Website publishers tired of seeing information from their website being repurposed by search engines for products like Google’s AI Overview now have greater control over how their content is used by AI systems.
Cloudflare has launched a new tool designed to help publishers and website owners decide what information can be used from their sites and how that info can be scraped and reused.
The Content Signals Policy, announced globally on 25 September, is available for free to all users of Cloudflare’s robots.txt management service, which currently spans over 3.8 million domains. The update allows site owners to communicate more specific preferences to bots, especially AI crawlers, about whether their content can be used for search, AI inputs, or training large language models.
Unlike traditional robots.txt files, which control whether a crawler can access a webpage, the new policy defines permitted uses of content after it’s accessed. Cloudflare says this distinction is increasingly important as AI tools evolve from merely indexing content to answering questions using scraped data, often without driving traffic back to the original source.
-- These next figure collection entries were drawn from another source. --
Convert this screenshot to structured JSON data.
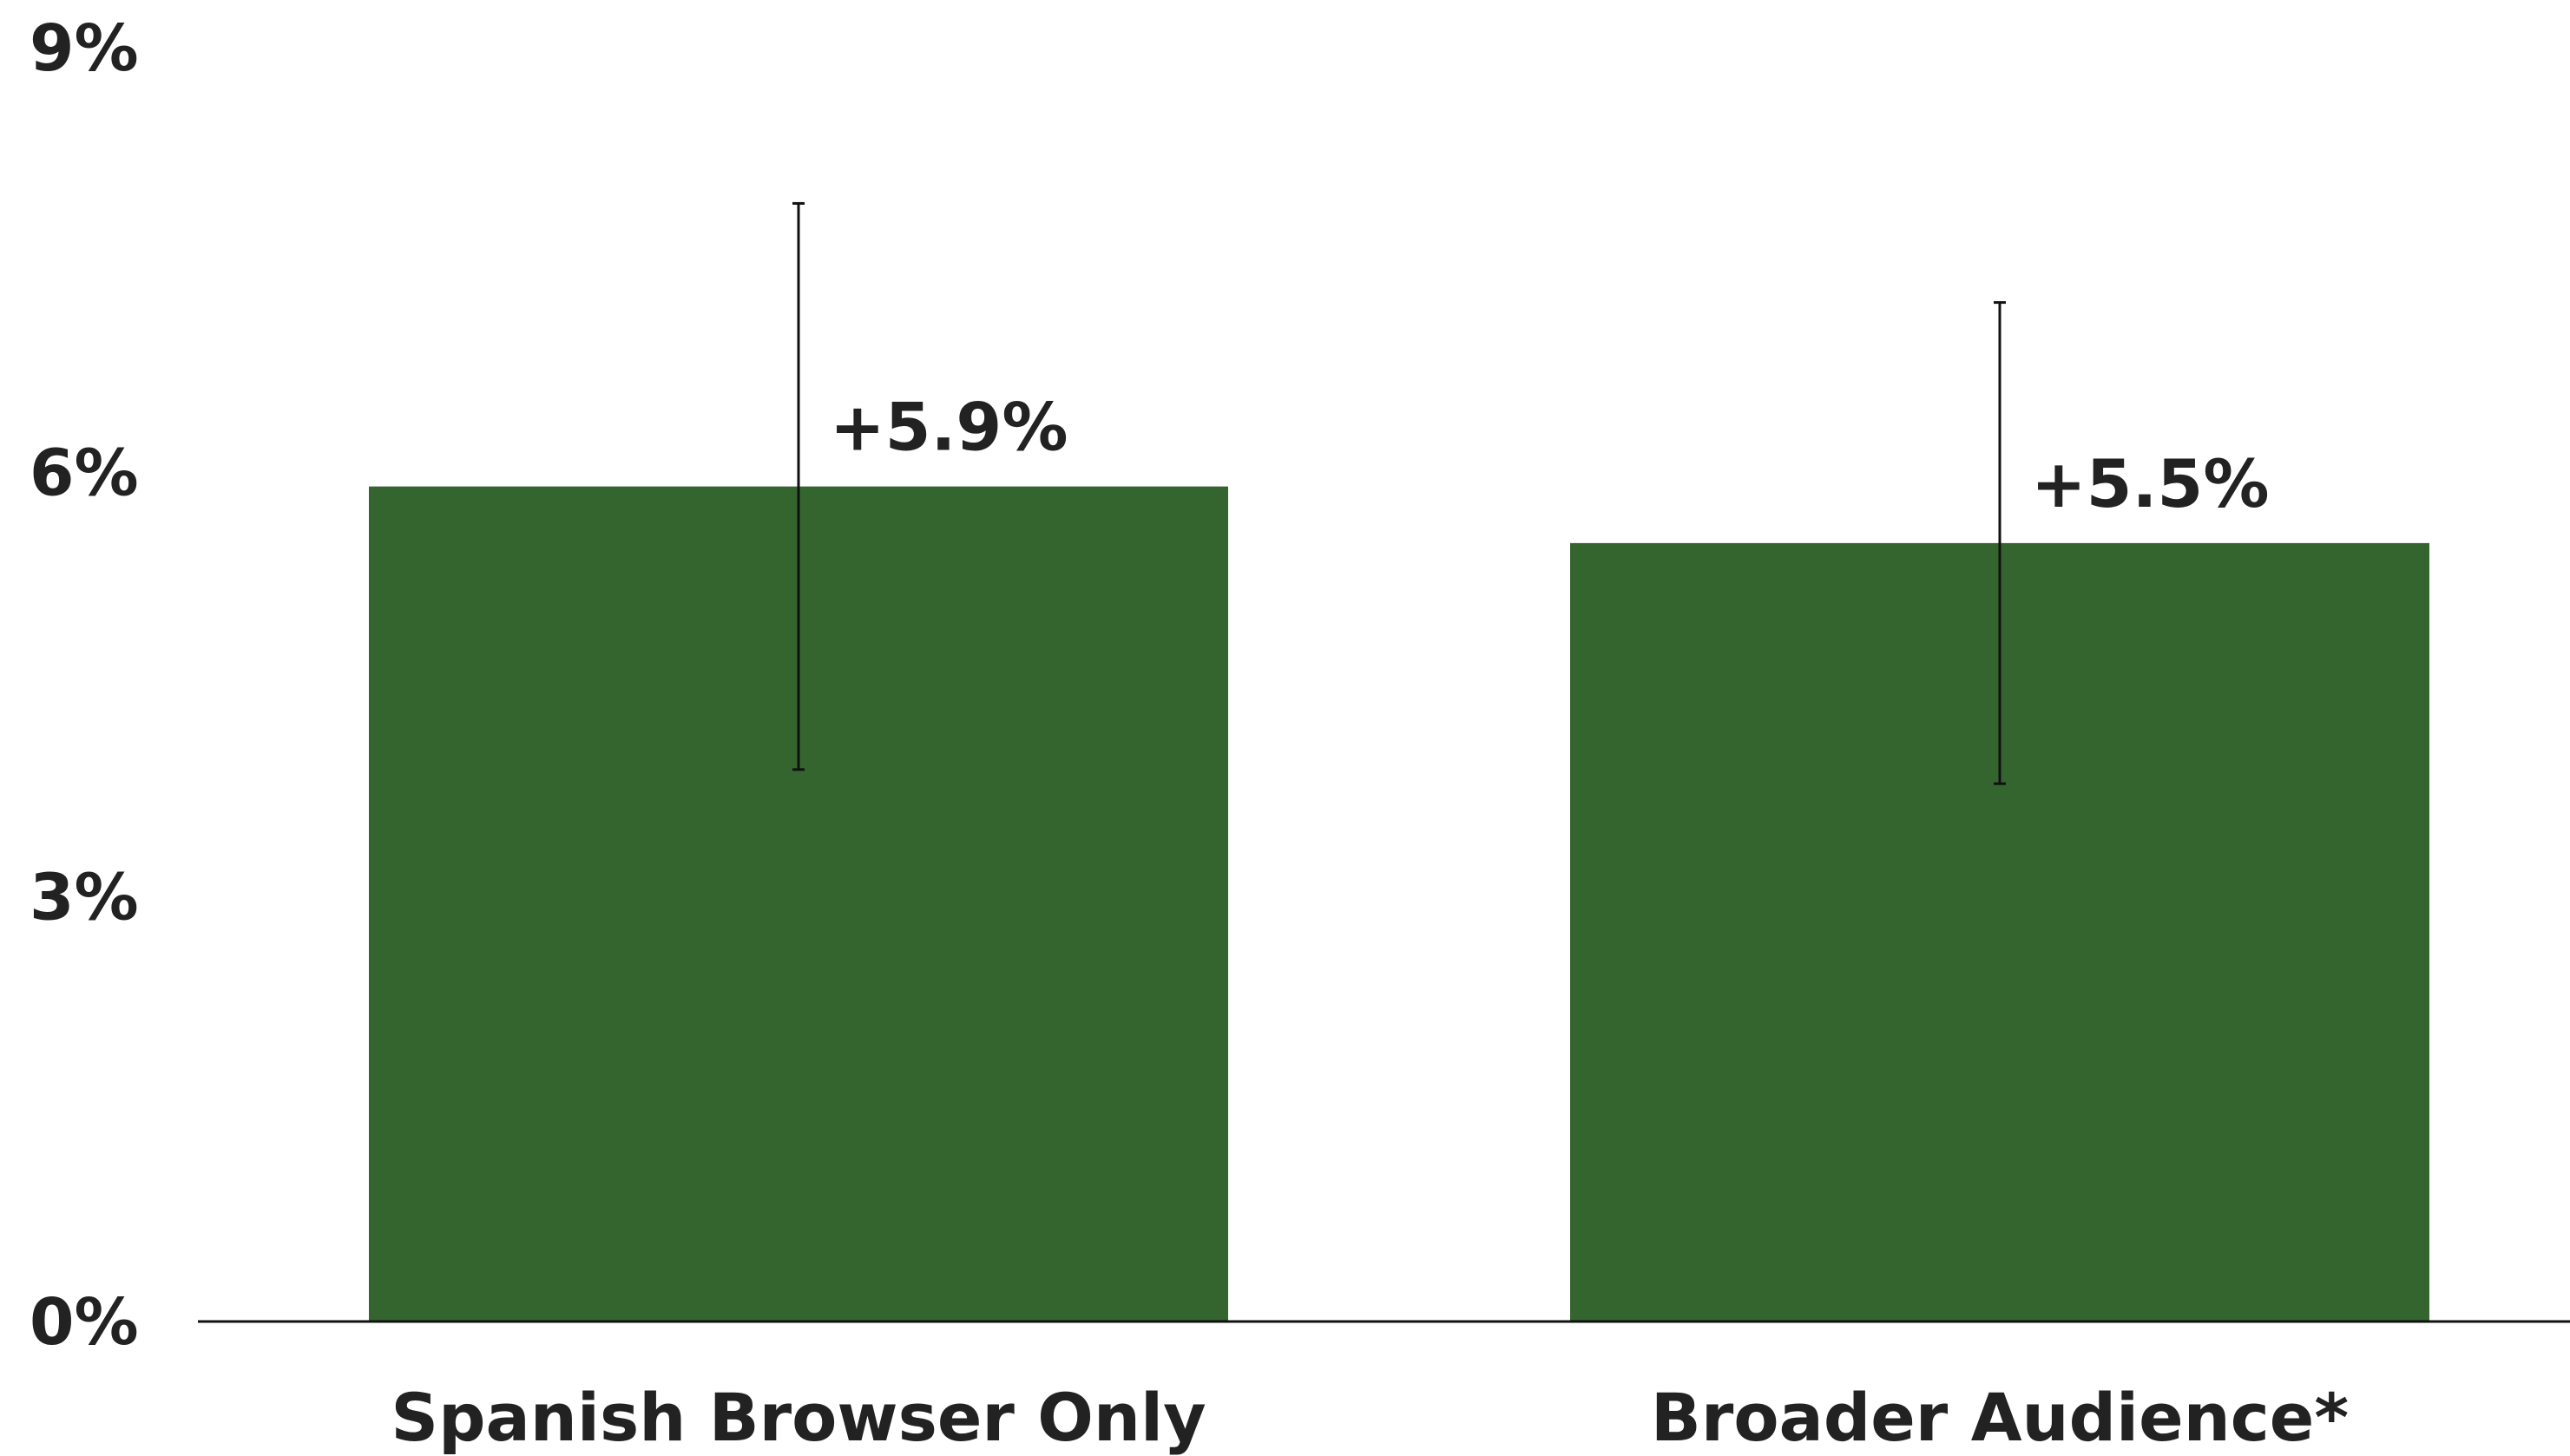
{
  "chart_data": {
    "type": "bar",
    "title": "",
    "xlabel": "",
    "ylabel": "",
    "categories": [
      "Spanish Browser Only",
      "Broader Audience*"
    ],
    "values": [
      5.9,
      5.5
    ],
    "data_labels": [
      "+5.9%",
      "+5.5%"
    ],
    "error_bars": [
      {
        "low": 3.9,
        "high": 7.9
      },
      {
        "low": 3.8,
        "high": 7.2
      }
    ],
    "ylim": [
      0,
      9
    ],
    "yticks": [
      0,
      3,
      6,
      9
    ],
    "ytick_labels": [
      "0%",
      "3%",
      "6%",
      "9%"
    ],
    "grid": false,
    "legend": "none",
    "colors": {
      "bar": "#35652e",
      "error_bar": "#111111",
      "axis": "#111111",
      "text": "#222222"
    }
  }
}
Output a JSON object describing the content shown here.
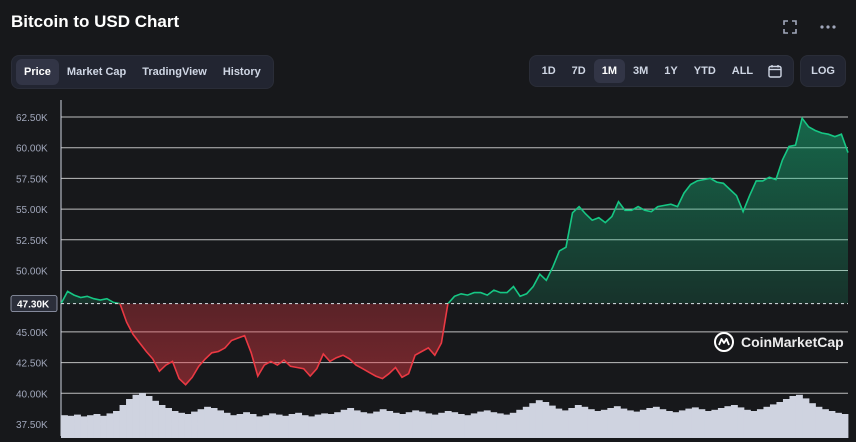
{
  "header": {
    "title": "Bitcoin to USD Chart"
  },
  "tabs": [
    {
      "label": "Price",
      "active": true
    },
    {
      "label": "Market Cap",
      "active": false
    },
    {
      "label": "TradingView",
      "active": false
    },
    {
      "label": "History",
      "active": false
    }
  ],
  "ranges": [
    {
      "label": "1D",
      "active": false
    },
    {
      "label": "7D",
      "active": false
    },
    {
      "label": "1M",
      "active": true
    },
    {
      "label": "3M",
      "active": false
    },
    {
      "label": "1Y",
      "active": false
    },
    {
      "label": "YTD",
      "active": false
    },
    {
      "label": "ALL",
      "active": false
    }
  ],
  "log_label": "LOG",
  "watermark": "CoinMarketCap",
  "colors": {
    "up": "#16c784",
    "down": "#ea3943",
    "grid": "#dcdcdc",
    "background": "#17181b",
    "volume": "#cfd3e0"
  },
  "chart_data": {
    "type": "line",
    "ylim": [
      37500,
      62500
    ],
    "y_ticks": [
      "62.50K",
      "60.00K",
      "57.50K",
      "55.00K",
      "52.50K",
      "50.00K",
      "45.00K",
      "42.50K",
      "40.00K",
      "37.50K"
    ],
    "y_tick_values": [
      62500,
      60000,
      57500,
      55000,
      52500,
      50000,
      45000,
      42500,
      40000,
      37500
    ],
    "baseline": {
      "value": 47300,
      "label": "47.30K"
    },
    "series": [
      {
        "values": [
          47300,
          48300,
          48000,
          47800,
          47900,
          47700,
          47600,
          47700,
          47400,
          47300,
          45800,
          44800,
          44100,
          43400,
          42800,
          41800,
          42300,
          42600,
          41200,
          40700,
          41300,
          42200,
          42800,
          43300,
          43400,
          43700,
          44300,
          44500,
          44700,
          43300,
          41400,
          42300,
          42600,
          42300,
          42700,
          42200,
          42100,
          42000,
          41400,
          42000,
          43200,
          42600,
          42900,
          43100,
          42800,
          42300,
          42000,
          41700,
          41400,
          41200,
          41600,
          42100,
          41300,
          41600,
          43100,
          43400,
          43700,
          43100,
          44100,
          47300,
          47900,
          48100,
          48000,
          48200,
          48200,
          48000,
          48400,
          48200,
          48200,
          48700,
          47900,
          48100,
          48700,
          49700,
          49200,
          50300,
          51600,
          51900,
          54700,
          55200,
          54600,
          54100,
          54300,
          53900,
          54400,
          55600,
          54900,
          54900,
          55200,
          54900,
          54800,
          55200,
          55300,
          55400,
          55200,
          56300,
          57000,
          57300,
          57400,
          57500,
          57200,
          57100,
          56600,
          56100,
          54800,
          56100,
          57300,
          57300,
          57600,
          57400,
          59000,
          60100,
          60200,
          62400,
          61700,
          61400,
          61200,
          61100,
          60900,
          61100,
          59600
        ],
        "volume": [
          0.38,
          0.37,
          0.39,
          0.36,
          0.38,
          0.4,
          0.37,
          0.41,
          0.45,
          0.55,
          0.65,
          0.72,
          0.75,
          0.7,
          0.62,
          0.55,
          0.5,
          0.45,
          0.42,
          0.4,
          0.44,
          0.48,
          0.52,
          0.5,
          0.46,
          0.42,
          0.38,
          0.4,
          0.43,
          0.4,
          0.36,
          0.38,
          0.41,
          0.39,
          0.37,
          0.4,
          0.42,
          0.38,
          0.36,
          0.39,
          0.41,
          0.4,
          0.43,
          0.47,
          0.5,
          0.46,
          0.43,
          0.41,
          0.44,
          0.48,
          0.45,
          0.42,
          0.4,
          0.43,
          0.46,
          0.44,
          0.41,
          0.39,
          0.42,
          0.45,
          0.43,
          0.4,
          0.38,
          0.41,
          0.44,
          0.46,
          0.43,
          0.41,
          0.39,
          0.42,
          0.47,
          0.52,
          0.58,
          0.63,
          0.6,
          0.54,
          0.49,
          0.46,
          0.5,
          0.55,
          0.52,
          0.48,
          0.45,
          0.47,
          0.5,
          0.53,
          0.49,
          0.46,
          0.44,
          0.47,
          0.5,
          0.52,
          0.48,
          0.45,
          0.43,
          0.46,
          0.49,
          0.51,
          0.48,
          0.45,
          0.47,
          0.5,
          0.53,
          0.55,
          0.51,
          0.47,
          0.45,
          0.48,
          0.52,
          0.56,
          0.6,
          0.65,
          0.7,
          0.72,
          0.66,
          0.58,
          0.52,
          0.48,
          0.45,
          0.42,
          0.4
        ]
      }
    ]
  }
}
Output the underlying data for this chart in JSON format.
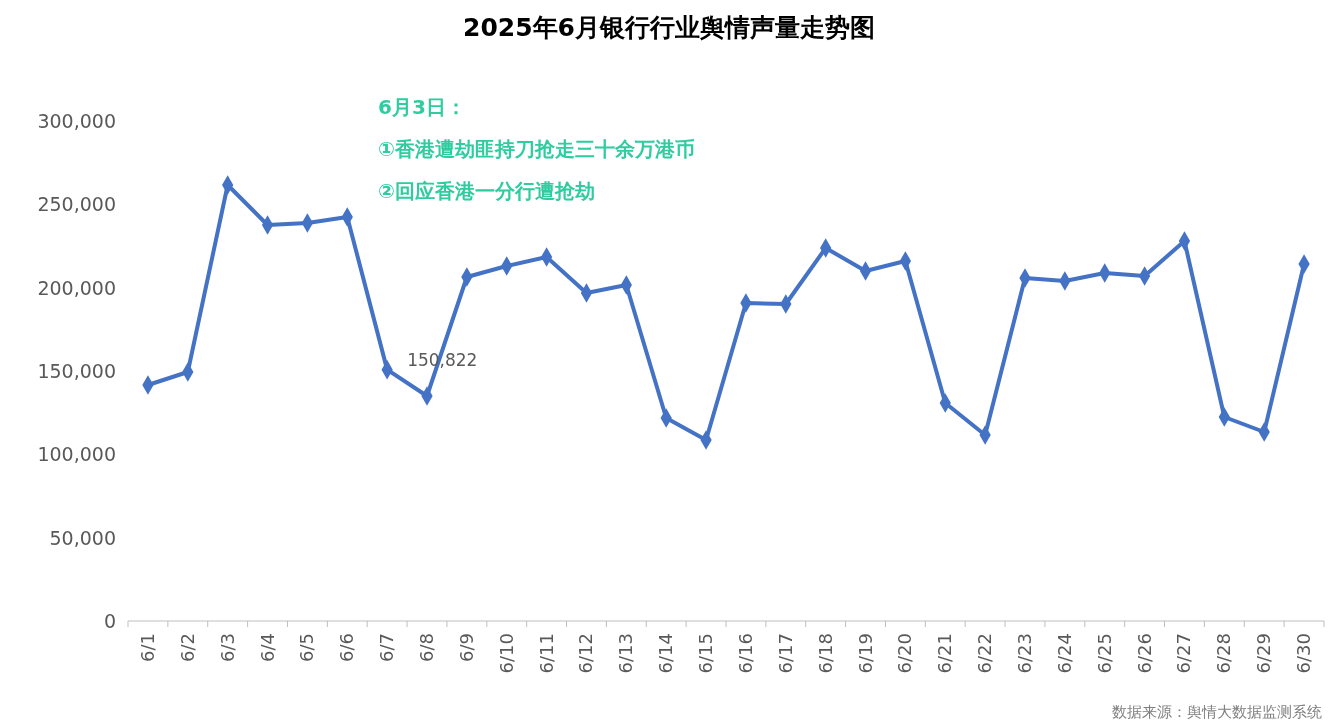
{
  "chart_data": {
    "type": "line",
    "title": "2025年6月银行行业舆情声量走势图",
    "categories": [
      "6/1",
      "6/2",
      "6/3",
      "6/4",
      "6/5",
      "6/6",
      "6/7",
      "6/8",
      "6/9",
      "6/10",
      "6/11",
      "6/12",
      "6/13",
      "6/14",
      "6/15",
      "6/16",
      "6/17",
      "6/18",
      "6/19",
      "6/20",
      "6/21",
      "6/22",
      "6/23",
      "6/24",
      "6/25",
      "6/26",
      "6/27",
      "6/28",
      "6/29",
      "6/30"
    ],
    "series": [
      {
        "color": "#4472c4",
        "values": [
          141600,
          149400,
          261600,
          237600,
          238800,
          242400,
          150822,
          135000,
          206400,
          213000,
          218400,
          196800,
          201600,
          121800,
          108600,
          190800,
          190200,
          223800,
          210000,
          216000,
          130800,
          111600,
          205800,
          204000,
          208800,
          207000,
          228000,
          122400,
          113400,
          214200
        ],
        "value_labels": [
          null,
          null,
          null,
          null,
          null,
          null,
          "150,822",
          null,
          null,
          null,
          null,
          null,
          null,
          null,
          null,
          null,
          null,
          null,
          null,
          null,
          null,
          null,
          null,
          null,
          null,
          null,
          null,
          null,
          null,
          null
        ]
      }
    ],
    "ylim": [
      0,
      300000
    ],
    "yticks": [
      {
        "value": 0,
        "label": "0"
      },
      {
        "value": 50000,
        "label": "50,000"
      },
      {
        "value": 100000,
        "label": "100,000"
      },
      {
        "value": 150000,
        "label": "150,000"
      },
      {
        "value": 200000,
        "label": "200,000"
      },
      {
        "value": 250000,
        "label": "250,000"
      },
      {
        "value": 300000,
        "label": "300,000"
      }
    ],
    "marker": "diamond",
    "line_style": "solid",
    "annotations": [
      "6月3日：",
      "①香港遭劫匪持刀抢走三十余万港币",
      "②回应香港一分行遭抢劫",
      "数据来源：舆情大数据监测系统"
    ]
  }
}
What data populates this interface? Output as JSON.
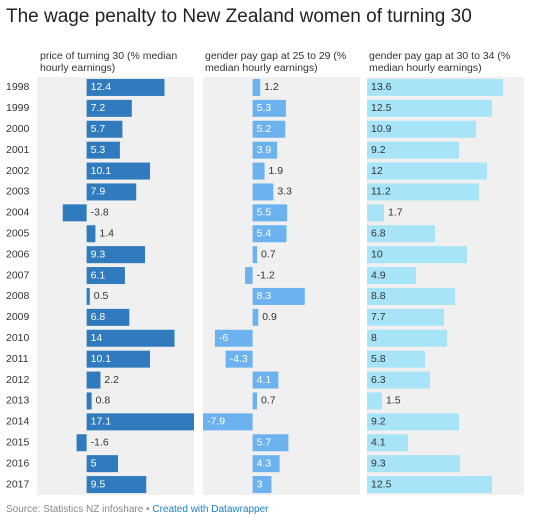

“The Internet cannot wait for a solution, while in the meantime, creators’ original content is used for profit by other companies,” said Matthew Prince, co-founder and CEO of Cloudflare. “To ensure the web remains open and thriving, we’re giving website owners a better way to express how companies are allowed to use their content.”
Push for industry-wide clarity
Cloudflare’s Content Signals Policy sets out a simple, machine-readable system where “yes” means permitted use, “no” means not allowed, and no signal means no preference expressed. It also categorises content use into clear buckets — such as AI training or search indexing — and notes the potential legal implications of ignoring publisher directives.
While the policy itself is not a technical barrier to scraping, Cloudflare hopes that its adoption will encourage AI developers to respect stated preferences, especially as regulators and courts begin to examine data use practices.
Industry backs creator-first approach
The launch has received support from several major platforms and publishing alliances.
• Danielle Coffey, President and CEO, News/Media Alliance: “Cloudflare is offering a powerful new tool for publishers to dictate how and where their content is used. We hope this encourages tech companies to respect content creators’ preferences.”
• Ricky Arai-Lopez, Head of Product, Quora: “We applaud Cloudflare’s leadership in building controls to help publishers manage access to their content.”
• Chris Slowe, CTO, Reddit: “We support initiatives that advocate for clear signals protecting against the abuse and misuse of content.”
• Eckart Walther, co-founder, RSL Collective: “This is an essential step forward in allowing publishers to assert their rights and define licensing and compensation terms.”
• Prashanth Chandrasekar, CEO, Stack Overflow: “We applaud Cloudflare for empowering and protecting content creators in this new AI era.”
Cloudflare has also published open-source tools to help developers implement custom policies and is encouraging wider adoption of standards like RSL (Responsible AI Licensing) to create an ecosystem of transparent, rights-respecting AI content use.